If it’s more than 5-7 sentences lengthy, there had better be a compelling explanation (usually an agenda or summary of something, which in most cases could actually be an attachment). If it does need to be longer, make a mention of it in the first few phrases. “This email is lengthy, but it is required in its entirety. I’ve added a numbered action item list at the bottom to make responding easy.” Break up the substance of your message into short bullet points to make it easier for the reader to navigate through it.
5. Make the request and/or required answer extremely explicit.
The emails I despise the most are ones that ask ambiguous inquiries, putting the onus on me to figure out what kind of answer is required; the worst of these is something like: “We would love to collaborate in some way.” Thoughts?”

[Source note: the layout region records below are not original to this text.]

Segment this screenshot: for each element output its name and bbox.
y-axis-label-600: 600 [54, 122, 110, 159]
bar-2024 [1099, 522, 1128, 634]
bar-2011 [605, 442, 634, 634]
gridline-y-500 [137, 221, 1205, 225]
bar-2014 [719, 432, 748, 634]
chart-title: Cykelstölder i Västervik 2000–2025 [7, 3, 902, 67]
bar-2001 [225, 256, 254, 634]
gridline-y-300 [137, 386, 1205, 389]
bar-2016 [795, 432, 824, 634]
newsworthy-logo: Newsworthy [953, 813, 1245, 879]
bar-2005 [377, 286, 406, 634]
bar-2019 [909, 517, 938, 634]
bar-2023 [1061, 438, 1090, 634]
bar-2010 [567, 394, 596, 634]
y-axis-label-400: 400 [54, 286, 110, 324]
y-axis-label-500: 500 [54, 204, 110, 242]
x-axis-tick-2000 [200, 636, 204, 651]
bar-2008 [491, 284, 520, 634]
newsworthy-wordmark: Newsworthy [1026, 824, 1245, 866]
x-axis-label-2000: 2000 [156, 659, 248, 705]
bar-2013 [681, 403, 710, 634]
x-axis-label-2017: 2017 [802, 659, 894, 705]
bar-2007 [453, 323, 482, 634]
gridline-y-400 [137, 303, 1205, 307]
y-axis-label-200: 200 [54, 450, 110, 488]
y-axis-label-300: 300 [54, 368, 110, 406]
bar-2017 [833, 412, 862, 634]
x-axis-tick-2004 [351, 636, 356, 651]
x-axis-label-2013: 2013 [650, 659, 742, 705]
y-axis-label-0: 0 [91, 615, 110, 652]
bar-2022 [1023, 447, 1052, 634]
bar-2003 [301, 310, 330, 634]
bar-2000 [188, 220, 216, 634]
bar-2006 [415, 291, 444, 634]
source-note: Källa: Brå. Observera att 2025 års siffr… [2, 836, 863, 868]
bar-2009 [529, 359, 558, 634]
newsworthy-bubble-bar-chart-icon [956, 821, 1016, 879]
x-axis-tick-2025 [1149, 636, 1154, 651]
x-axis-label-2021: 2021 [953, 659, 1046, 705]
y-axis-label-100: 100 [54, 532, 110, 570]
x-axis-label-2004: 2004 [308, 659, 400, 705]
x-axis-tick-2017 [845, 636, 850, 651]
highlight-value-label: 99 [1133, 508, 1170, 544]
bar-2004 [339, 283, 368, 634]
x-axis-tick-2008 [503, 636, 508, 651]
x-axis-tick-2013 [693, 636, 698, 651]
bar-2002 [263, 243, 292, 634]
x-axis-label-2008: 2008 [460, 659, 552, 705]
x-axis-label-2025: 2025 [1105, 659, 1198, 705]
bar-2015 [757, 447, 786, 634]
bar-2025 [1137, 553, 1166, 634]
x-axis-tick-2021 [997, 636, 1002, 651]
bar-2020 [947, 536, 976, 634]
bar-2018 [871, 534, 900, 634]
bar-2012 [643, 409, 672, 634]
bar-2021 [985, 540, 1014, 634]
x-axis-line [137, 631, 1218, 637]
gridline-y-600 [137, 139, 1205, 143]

Ask questions that need a particular response – ideally, a simple yes/no response. “Would you be interested in collaborating by supporting this campaign?” “Is this a good time for a meeting?” “Do you believe this RFP’s phrasing correctly and firmly portrays our capacity to complete the project?”
6. Limit each email to one query or request.
Few things irritate me more than sending an email with many queries and only receiving a response to one of them. But, really, it’s all my fault! It’s difficult to keep track of all the signals that are bombarding people’s radar screens. You may choose from three options:
- Send just one request/question per email, even if you have to send many to the same individual.
- Send numerous questions, but number them, and write something strong in the subject line such, “Please send comments for all three questions.”
- Instead, pick up the phone and ask those simple questions, and you’ll receive instant answers.
Listen to our podcast with Joseph McCormack, author of Brief: Make a Bigger Impact by Saying Less: Make a Bigger Impact by Saying Less: Make a Bigger Impact by Saying Less: Make a Bigger Impact by Saying Less: Make a Bigger Impact by Saying Less: Make a Bigger Impact by Saying Less: Make a Bigger Impact by
The “keeping emails short” is a tip that can help you write shorter emails. Here are some tips for writing shorter emails.